Объект ее мыслей тем временем замер. Они встали у небольшого двухэтажного дома. Узкие окошки были закрыты черными косыми ставнями, черепичная крыша поросла мхом. Сразу за домом был поворот. Вниз уходила узкая улочка, зажатая между неровными рядами ветхих построек. Атанасиус на несколько секунд застыл у поворота, затем двинулся под уклон. Шаг его по мере движения ускорился до такой степени, что Шафранеку и Ангелике пришлось почти бежать за ним. Напитанная испарениями темнота проносилась мимо, касаясь кожи отвратительно холодными щупальцами, норовя забраться под одежду. Под ногами хлюпала, плескалась мутная грязь. От бега начало саднить горло, каждый вдох обжигал легкие, каждый шаг отзывался острой болью в боку. Ангелика быстро потеряла связь с миром вокруг – он превратился в размытое, мыльно-серое пятно, в котором ясно выделялась только спина Атанасиуса. Шафранек поддерживал ее под локоть, почти тащил за собой.

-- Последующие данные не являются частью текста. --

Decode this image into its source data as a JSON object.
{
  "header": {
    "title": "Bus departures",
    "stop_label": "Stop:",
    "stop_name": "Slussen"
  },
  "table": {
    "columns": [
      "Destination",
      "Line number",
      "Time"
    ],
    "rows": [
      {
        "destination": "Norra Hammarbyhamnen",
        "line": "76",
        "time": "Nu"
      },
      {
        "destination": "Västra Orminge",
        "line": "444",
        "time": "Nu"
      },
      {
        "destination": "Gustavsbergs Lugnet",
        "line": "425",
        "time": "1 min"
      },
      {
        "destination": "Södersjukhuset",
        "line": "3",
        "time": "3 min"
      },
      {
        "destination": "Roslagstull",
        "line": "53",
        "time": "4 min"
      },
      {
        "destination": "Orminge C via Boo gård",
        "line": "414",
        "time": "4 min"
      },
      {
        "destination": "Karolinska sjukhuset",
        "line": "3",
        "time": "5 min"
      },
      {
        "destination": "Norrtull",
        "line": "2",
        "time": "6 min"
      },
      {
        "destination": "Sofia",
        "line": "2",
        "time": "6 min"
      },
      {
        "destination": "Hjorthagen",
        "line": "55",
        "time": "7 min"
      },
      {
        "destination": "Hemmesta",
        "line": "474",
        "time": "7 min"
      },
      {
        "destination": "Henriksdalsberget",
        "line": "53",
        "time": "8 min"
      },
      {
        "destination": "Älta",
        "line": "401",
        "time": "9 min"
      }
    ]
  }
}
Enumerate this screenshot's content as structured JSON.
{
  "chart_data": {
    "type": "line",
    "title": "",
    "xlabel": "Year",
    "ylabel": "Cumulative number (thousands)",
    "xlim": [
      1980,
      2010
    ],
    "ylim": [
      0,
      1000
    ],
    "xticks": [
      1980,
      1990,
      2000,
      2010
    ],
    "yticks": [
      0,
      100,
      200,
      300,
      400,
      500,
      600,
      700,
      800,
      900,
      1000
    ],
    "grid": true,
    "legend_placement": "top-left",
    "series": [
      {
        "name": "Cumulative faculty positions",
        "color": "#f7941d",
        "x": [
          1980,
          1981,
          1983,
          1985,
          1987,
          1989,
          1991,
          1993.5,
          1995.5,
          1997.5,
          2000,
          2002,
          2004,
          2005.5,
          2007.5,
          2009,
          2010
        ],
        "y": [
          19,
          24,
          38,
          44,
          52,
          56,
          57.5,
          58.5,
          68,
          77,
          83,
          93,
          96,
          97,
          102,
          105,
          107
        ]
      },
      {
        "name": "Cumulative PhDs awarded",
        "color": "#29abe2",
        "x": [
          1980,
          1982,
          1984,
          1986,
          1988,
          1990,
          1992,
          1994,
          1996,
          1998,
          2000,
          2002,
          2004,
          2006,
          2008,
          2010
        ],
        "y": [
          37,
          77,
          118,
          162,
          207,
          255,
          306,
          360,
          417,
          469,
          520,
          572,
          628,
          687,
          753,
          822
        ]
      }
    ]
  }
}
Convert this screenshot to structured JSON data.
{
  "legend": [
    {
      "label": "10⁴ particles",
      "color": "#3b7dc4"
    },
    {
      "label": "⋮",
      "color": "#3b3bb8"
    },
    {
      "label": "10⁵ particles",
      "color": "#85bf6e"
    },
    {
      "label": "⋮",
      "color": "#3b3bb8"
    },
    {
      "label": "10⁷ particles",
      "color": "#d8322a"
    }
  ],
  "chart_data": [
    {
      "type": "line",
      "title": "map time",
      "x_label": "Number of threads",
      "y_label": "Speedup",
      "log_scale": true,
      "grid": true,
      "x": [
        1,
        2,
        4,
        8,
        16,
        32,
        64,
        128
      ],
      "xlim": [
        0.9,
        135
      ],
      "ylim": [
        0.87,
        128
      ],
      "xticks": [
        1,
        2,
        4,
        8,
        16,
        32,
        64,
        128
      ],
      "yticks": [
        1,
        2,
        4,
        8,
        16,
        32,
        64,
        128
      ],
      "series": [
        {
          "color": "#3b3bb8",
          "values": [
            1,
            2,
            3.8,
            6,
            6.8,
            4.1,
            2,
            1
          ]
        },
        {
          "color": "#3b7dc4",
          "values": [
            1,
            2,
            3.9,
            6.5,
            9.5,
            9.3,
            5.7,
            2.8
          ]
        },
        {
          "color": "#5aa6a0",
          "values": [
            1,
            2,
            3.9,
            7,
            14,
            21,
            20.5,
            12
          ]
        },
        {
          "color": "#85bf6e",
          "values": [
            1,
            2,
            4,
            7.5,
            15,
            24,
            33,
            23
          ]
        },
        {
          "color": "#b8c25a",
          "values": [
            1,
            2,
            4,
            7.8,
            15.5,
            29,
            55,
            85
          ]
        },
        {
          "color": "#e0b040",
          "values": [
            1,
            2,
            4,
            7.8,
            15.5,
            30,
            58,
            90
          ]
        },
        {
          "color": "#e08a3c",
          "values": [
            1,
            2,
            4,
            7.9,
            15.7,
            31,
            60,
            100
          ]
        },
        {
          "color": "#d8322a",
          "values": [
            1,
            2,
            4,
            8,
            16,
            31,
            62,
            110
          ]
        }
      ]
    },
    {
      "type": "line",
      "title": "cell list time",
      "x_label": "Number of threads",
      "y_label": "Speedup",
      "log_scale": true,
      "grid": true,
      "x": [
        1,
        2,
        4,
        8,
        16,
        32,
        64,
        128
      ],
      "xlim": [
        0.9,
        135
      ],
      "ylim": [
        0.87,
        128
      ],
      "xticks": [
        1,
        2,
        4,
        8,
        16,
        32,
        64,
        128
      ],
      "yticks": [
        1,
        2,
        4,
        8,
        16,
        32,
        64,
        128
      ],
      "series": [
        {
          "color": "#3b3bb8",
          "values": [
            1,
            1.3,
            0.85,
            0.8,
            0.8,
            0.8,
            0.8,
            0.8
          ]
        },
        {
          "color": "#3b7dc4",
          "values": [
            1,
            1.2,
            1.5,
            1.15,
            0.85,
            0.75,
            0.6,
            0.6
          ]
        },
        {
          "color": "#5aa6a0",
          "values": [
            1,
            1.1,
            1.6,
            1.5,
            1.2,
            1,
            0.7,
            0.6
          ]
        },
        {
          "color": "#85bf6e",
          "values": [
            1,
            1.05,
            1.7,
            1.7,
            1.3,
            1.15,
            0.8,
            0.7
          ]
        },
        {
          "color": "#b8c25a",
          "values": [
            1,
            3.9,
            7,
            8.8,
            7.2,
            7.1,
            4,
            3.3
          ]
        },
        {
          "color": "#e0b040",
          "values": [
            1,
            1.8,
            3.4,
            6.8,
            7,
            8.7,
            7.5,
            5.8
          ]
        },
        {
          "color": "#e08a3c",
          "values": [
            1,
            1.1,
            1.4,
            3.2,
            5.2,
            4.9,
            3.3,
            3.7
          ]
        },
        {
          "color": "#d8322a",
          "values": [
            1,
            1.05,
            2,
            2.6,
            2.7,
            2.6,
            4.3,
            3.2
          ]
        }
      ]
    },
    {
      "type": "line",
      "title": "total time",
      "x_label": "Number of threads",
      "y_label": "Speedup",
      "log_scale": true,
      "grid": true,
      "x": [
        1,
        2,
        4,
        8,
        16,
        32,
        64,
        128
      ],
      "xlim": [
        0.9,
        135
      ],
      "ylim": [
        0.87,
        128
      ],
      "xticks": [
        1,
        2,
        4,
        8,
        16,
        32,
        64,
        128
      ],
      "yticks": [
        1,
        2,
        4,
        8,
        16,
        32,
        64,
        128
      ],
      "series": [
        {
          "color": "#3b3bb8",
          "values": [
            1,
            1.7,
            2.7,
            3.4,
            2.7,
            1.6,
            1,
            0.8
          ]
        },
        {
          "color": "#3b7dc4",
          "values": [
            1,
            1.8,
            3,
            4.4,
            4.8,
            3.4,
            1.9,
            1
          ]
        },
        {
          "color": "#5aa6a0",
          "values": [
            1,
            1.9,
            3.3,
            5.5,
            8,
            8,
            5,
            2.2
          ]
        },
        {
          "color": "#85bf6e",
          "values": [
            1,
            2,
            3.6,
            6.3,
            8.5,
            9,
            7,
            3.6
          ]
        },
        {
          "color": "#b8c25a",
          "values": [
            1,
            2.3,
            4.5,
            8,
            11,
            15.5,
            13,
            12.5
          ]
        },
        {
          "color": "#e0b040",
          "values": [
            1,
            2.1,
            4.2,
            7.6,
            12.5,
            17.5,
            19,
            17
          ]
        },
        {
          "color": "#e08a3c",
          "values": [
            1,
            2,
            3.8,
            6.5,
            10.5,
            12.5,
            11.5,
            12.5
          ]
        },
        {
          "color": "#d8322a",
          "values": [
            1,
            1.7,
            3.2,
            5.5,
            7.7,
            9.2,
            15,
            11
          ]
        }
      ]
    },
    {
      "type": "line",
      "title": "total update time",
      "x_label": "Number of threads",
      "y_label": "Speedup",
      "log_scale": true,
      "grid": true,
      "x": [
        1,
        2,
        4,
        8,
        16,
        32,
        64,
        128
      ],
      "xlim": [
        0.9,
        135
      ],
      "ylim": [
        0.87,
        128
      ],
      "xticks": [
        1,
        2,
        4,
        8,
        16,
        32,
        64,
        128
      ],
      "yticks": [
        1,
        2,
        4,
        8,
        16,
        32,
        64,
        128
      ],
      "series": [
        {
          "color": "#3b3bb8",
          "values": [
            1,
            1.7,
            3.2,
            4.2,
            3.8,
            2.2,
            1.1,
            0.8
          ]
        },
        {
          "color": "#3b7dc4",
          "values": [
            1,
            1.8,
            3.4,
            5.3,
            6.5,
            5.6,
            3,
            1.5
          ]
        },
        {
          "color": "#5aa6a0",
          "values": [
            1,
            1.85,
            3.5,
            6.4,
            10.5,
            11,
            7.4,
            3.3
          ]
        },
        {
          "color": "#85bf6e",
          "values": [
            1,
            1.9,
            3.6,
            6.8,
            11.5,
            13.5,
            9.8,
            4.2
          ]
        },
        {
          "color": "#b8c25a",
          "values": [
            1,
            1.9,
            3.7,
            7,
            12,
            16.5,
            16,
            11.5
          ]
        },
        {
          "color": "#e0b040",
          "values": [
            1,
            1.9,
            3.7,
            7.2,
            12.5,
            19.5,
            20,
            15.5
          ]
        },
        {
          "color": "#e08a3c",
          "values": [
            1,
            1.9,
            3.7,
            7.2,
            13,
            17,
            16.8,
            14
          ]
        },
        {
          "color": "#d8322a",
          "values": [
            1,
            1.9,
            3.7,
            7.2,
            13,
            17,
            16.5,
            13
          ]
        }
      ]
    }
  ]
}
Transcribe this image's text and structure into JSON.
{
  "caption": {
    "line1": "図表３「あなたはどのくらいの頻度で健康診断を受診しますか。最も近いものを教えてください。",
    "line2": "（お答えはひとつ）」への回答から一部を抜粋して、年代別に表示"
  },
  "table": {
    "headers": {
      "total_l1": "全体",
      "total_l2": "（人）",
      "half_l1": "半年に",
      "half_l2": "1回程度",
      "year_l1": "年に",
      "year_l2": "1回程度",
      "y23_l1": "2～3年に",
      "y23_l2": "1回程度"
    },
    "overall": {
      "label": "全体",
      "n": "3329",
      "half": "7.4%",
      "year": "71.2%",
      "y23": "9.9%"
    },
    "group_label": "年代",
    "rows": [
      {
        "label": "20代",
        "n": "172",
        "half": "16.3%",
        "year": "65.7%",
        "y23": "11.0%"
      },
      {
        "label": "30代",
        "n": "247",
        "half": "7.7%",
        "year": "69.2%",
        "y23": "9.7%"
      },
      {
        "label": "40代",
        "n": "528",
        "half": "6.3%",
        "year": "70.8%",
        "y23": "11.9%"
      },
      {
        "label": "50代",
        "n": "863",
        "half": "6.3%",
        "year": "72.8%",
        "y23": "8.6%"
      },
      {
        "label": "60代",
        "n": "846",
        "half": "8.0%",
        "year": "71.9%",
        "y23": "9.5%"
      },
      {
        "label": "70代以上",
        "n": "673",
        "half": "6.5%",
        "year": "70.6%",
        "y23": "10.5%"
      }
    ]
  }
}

Остановились. Резко, как вкопанный замер Атанасиус. Его пелерина чуть подрагивала, еще не выпустив из себя остатки ветра. Перед ними был двухэтажный дом, уродливая конструкция с нависающим верхним этажом, в грязно-желтой штукатурке, покрытой темными пятнами и сколами. Дом стоял давно – его фундамент почти полностью ушел в землю, приоткрытая дверь в парадную оказалась ниже уровня улицы почти на фут. Неприветливая, затхлая темнота клубилась за ней.
– Кажется, это здесь, – прошептал Шафранек.
Атанасиус подошел к двери и открыл ее концом трости. С мерзким, протяжным скрипом створка поддалась нажиму.
– За ним, – подтолкнул Шафранек Ангелику. Внезапный страх охватил женщину. Сейчас не было ничего, чего она боялась бы больше этой тьмы за дверями. Она, эта тьма, как живой, ленивый зверь таилась за порогом, готовая поглотить всякого, кто слишком приблизится…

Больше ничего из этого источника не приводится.